SCD is the leading cause of death in Chagas disease. Although more common in patients with documented ventricular arrhythmias, SCD can also be the first manifestation of Chagas disease in patients with no previous symptoms or known heart failure. Given the widespread global burden of Chagas disease, understanding the risk stratification and prevention of SCD in Chagas disease is of timely concern.
- Major predictors of SCD in Chagas disease include cardiac arrest, sustained and non-sustained ventricular tachycardia, left ventricular dysfunction, syncope and bradycardia.

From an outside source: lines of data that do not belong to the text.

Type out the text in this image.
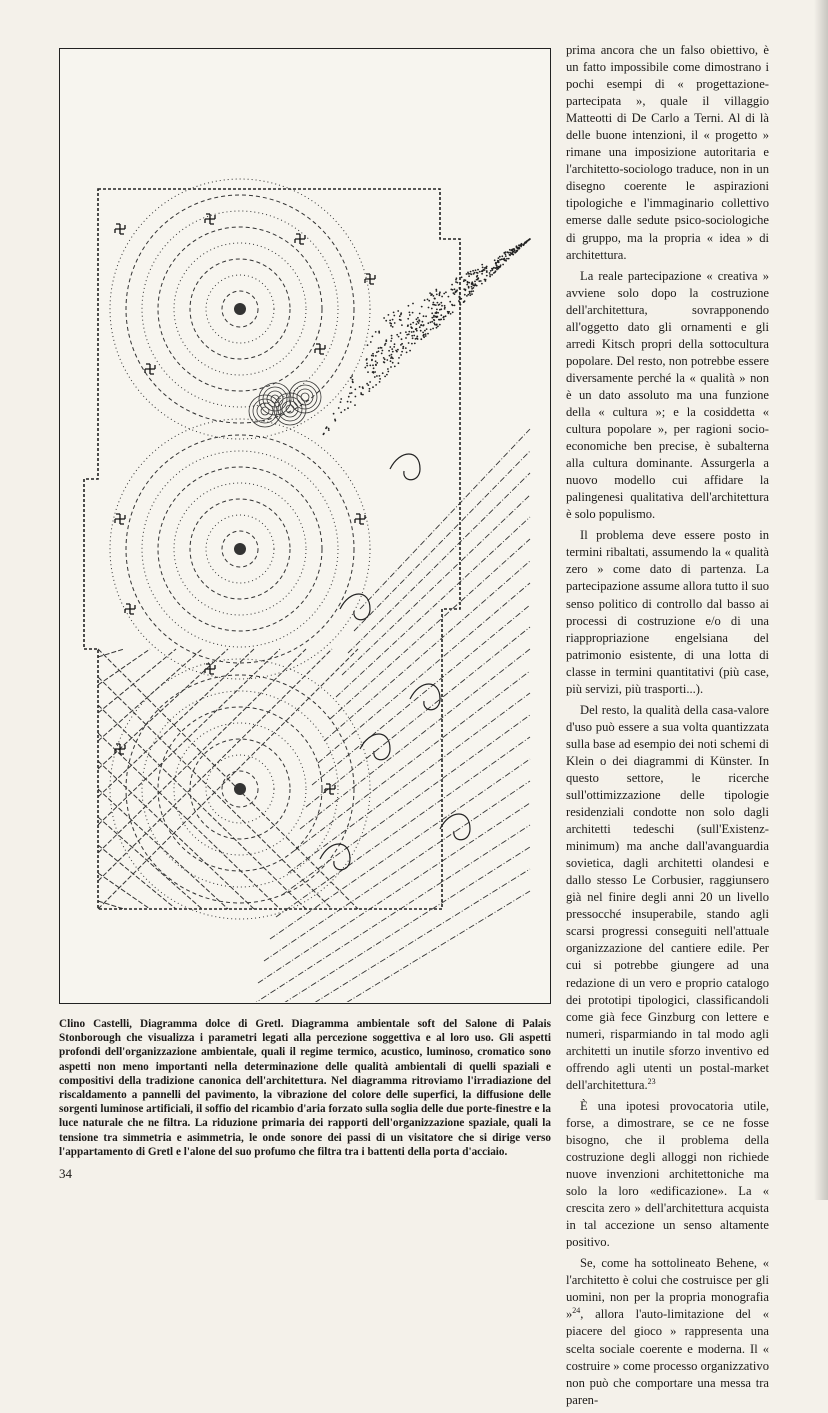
Clino Castelli, Diagramma dolce di Gretl. Diagramma ambientale soft del Salone di Palais Stonborough che visualizza i parametri legati alla percezione soggettiva e al loro uso. Gli aspetti profondi dell'organizzazione ambientale, quali il regime termico, acustico, luminoso, cromatico sono aspetti non meno importanti nella determinazione delle qualità ambientali di quelli spaziali e compositivi della tradizione canonica dell'architettura. Nel diagramma ritroviamo l'irradiazione del riscaldamento a pannelli del pavimento, la vibrazione del colore delle superfici, la diffusione delle sorgenti luminose artificiali, il soffio del ricambio d'aria forzato sulla soglia delle due porte-finestre e la luce naturale che ne filtra. La riduzione primaria dei rapporti dell'organizzazione spaziale, quali la tensione tra simmetria e asimmetria, le onde sonore dei passi di un visitatore che si dirige verso l'appartamento di Gretl e l'alone del suo profumo che filtra tra i battenti della porta d'acciaio.

prima ancora che un falso obiettivo, è un fatto impossibile come dimostrano i pochi esempi di « progettazione-partecipata », quale il villaggio Matteotti di De Carlo a Terni. Al di là delle buone intenzioni, il « progetto » rimane una imposizione autoritaria e l'architetto-sociologo traduce, non in un disegno coerente le aspirazioni tipologiche e l'immaginario collettivo emerse dalle sedute psico-sociologiche di gruppo, ma la propria « idea » di architettura.

La reale partecipazione « creativa » avviene solo dopo la costruzione dell'architettura, sovrapponendo all'oggetto dato gli ornamenti e gli arredi Kitsch propri della sottocultura popolare. Del resto, non potrebbe essere diversamente perché la « qualità » non è un dato assoluto ma una funzione della « cultura »; e la cosiddetta « cultura popolare », per ragioni socio-economiche ben precise, è subalterna alla cultura dominante. Assurgerla a nuovo modello cui affidare la palingenesi qualitativa dell'architettura è solo populismo.

Il problema deve essere posto in termini ribaltati, assumendo la « qualità zero » come dato di partenza. La partecipazione assume allora tutto il suo senso politico di controllo dal basso ai processi di costruzione e/o di una riappropriazione engelsiana del patrimonio esistente, di una lotta di classe in termini quantitativi (più case, più servizi, più trasporti...).

Del resto, la qualità della casa-valore d'uso può essere a sua volta quantizzata sulla base ad esempio dei noti schemi di Klein o dei diagrammi di Künster. In questo settore, le ricerche sull'ottimizzazione delle tipologie residenziali condotte non solo dagli architetti tedeschi (sull'Existenz-minimum) ma anche dall'avanguardia sovietica, dagli architetti olandesi e dallo stesso Le Corbusier, raggiunsero già nel finire degli anni 20 un livello pressocché insuperabile, stando agli scarsi progressi conseguiti nell'attuale organizzazione del cantiere edile. Per cui si potrebbe giungere ad una redazione di un vero e proprio catalogo dei prototipi tipologici, classificandoli come già fece Ginzburg con lettere e numeri, risparmiando in tal modo agli architetti un inutile sforzo inventivo ed offrendo agli utenti un postal-market dell'architettura.$^{23}$

È una ipotesi provocatoria utile, forse, a dimostrare, se ce ne fosse bisogno, che il problema della costruzione degli alloggi non richiede nuove invenzioni architettoniche ma solo la loro «edificazione». La « crescita zero » dell'architettura acquista in tal accezione un senso altamente positivo.

Se, come ha sottolineato Behene, « l'architetto è colui che costruisce per gli uomini, non per la propria monografia »$^{24}$, allora l'auto-limitazione del « piacere del gioco » rappresenta una scelta sociale coerente e moderna. Il « costruire » come processo organizzativo non può che comportare una messa tra paren-

34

- Amiodarone may be beneficial for the treatment of chagasic patients with complex ventricular arrhythmias, particularly non-sustained ventricular tachycardia associated with left ventricular dysfunction.
- Catheter ablation is an alternative treatment for persistent or recurrent ventricular tachycardia. However, the complexity of the substrates in chagasic ventricular tachycardia results in a relatively low success rate.
- Controversy about the role of ICDs for primary and secondary prevention in chagasic patients persists, and randomised clinical trials are currently being conducted to determine the efficacy in this group of patients.